Os espanhóis foram chamados às urnas a 20 de dezembro do ano passado. Daí resultou uma Espanha dividida: apesar de o Partido Popular (PP) ter vencido, não conseguiu a maioria absoluta que obtivera em 2011.

Assim ficou composto o Congresso dos Deputados:

 

Com estes resultados, a tradicional alternância entre o PP e o Partido Socialista (PSOE) ficou definitivamente posta em causa, obrigando os líderes partidários a negociar possíveis coligações.

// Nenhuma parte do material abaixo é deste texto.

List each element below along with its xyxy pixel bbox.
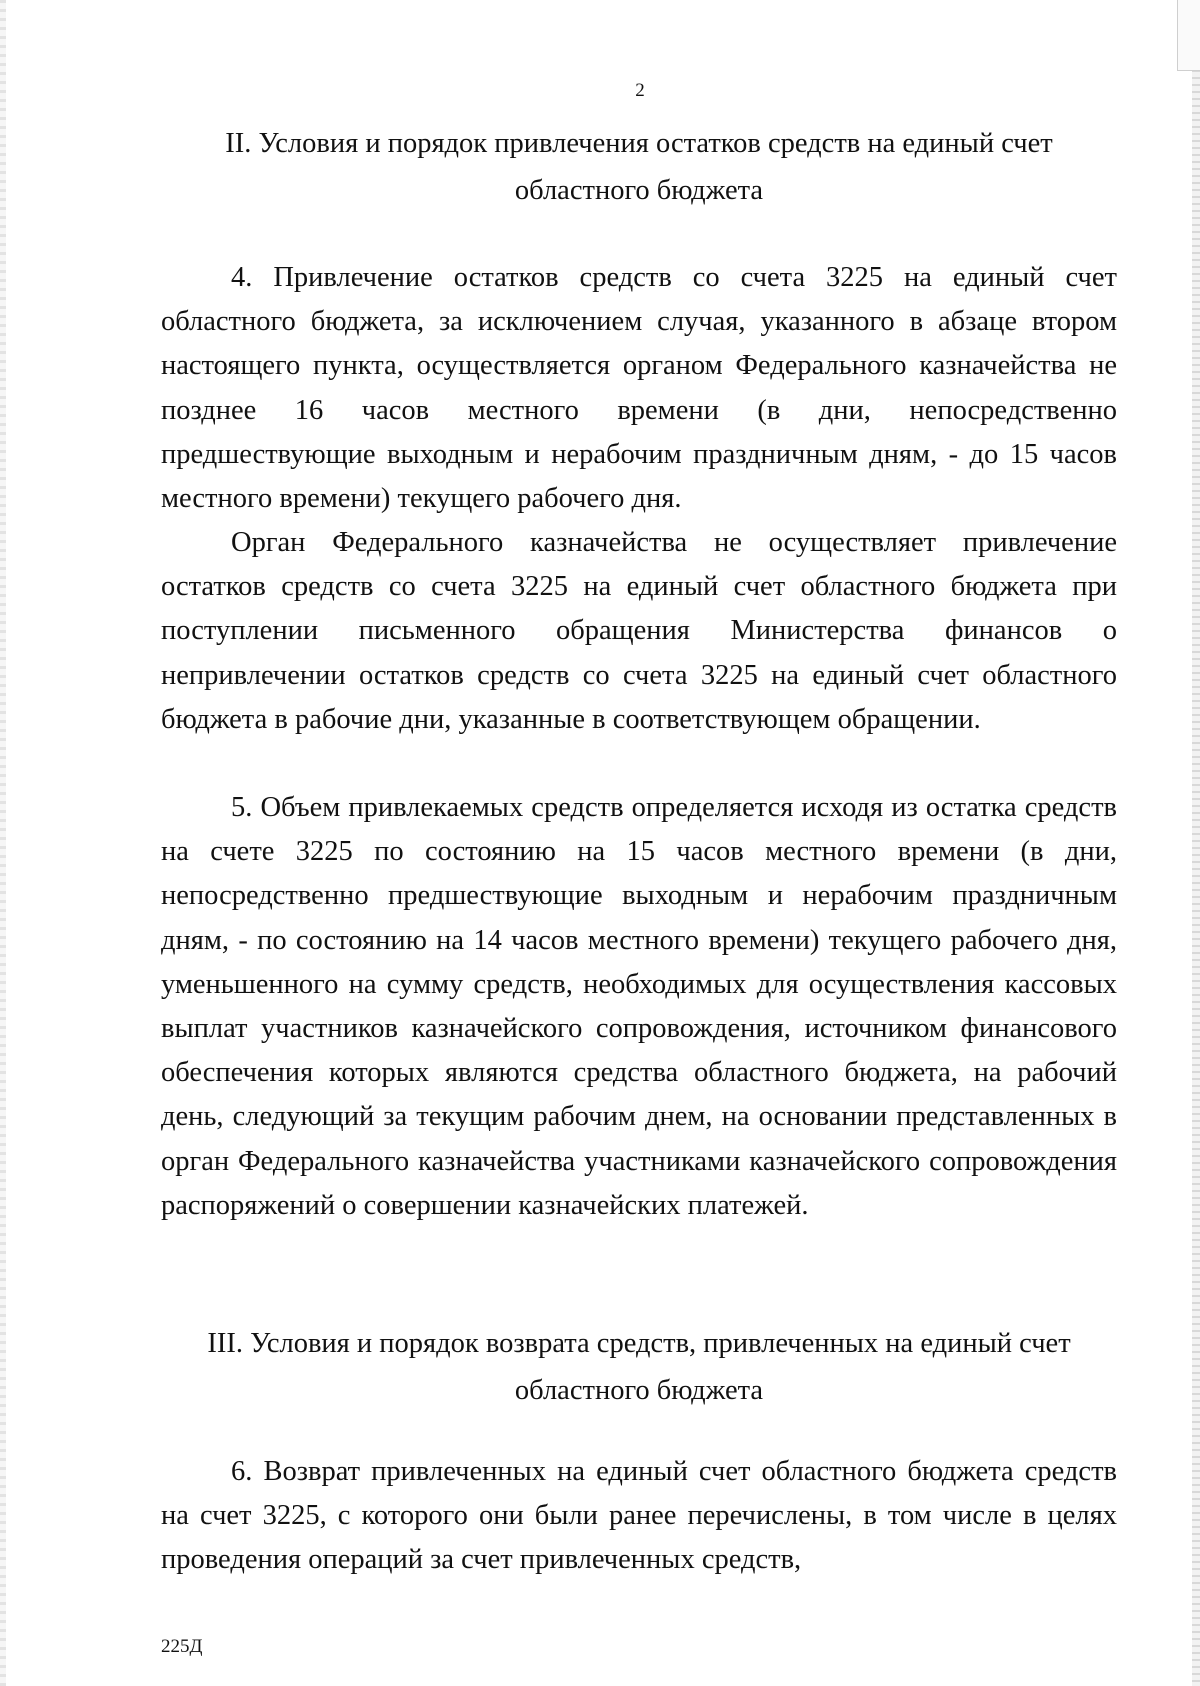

Logo após as eleições, o líder do PP e Presidente do Governo, Mariano Rajoy, convidou o secretário-geral do PSOE, Pedro Sánchez, a formar um bloco central. Essa gran coalición, como é denominada em Espanha, era na verdade uma das poucas soluções governativas que não implicava ter de recorrer a partidos abertamente independentistas. Era também a única que permitia a manutenção do PP no poder.

Pedro Sánchez não aceitou a oferta de Rajoy e virou-se para os partidos emergentes, o Podemos e o Ciudadanos, para tentar uma solução “à portuguesa”. O processo foi atribulado e não chegou a bom porto. O PSOE e o Ciudadanos chegaram a apresentar uma proposta de Governo ao Congresso dos Deputados, no início de março, mas foi chumbada.

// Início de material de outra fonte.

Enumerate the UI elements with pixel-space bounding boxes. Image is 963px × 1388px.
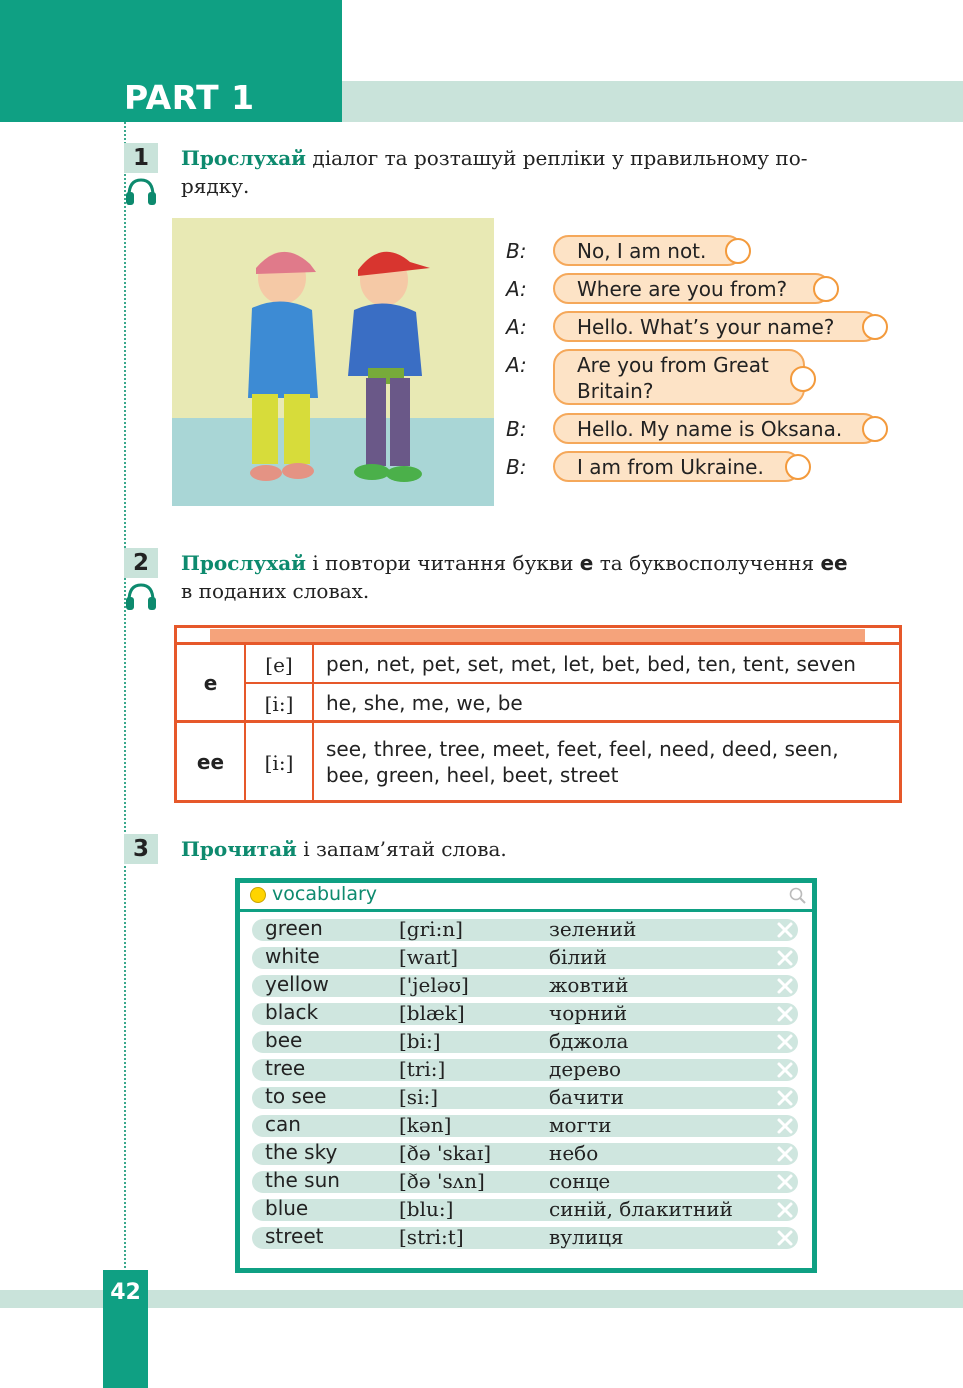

Assim, manda a Constituição espanhola que se realizem novas eleições. São já no próximo domingo, 26 de junho. E os protagonistas serão os mesmos: Mariano Rajoy, pelo PP; Pedro Sánchez, pelo PSOE; Pablo Iglesias, pelo Podemos; Albert Rivera, pelo Ciudadanos. É por estas quatro forças políticas que vai passar o futuro do país vizinho.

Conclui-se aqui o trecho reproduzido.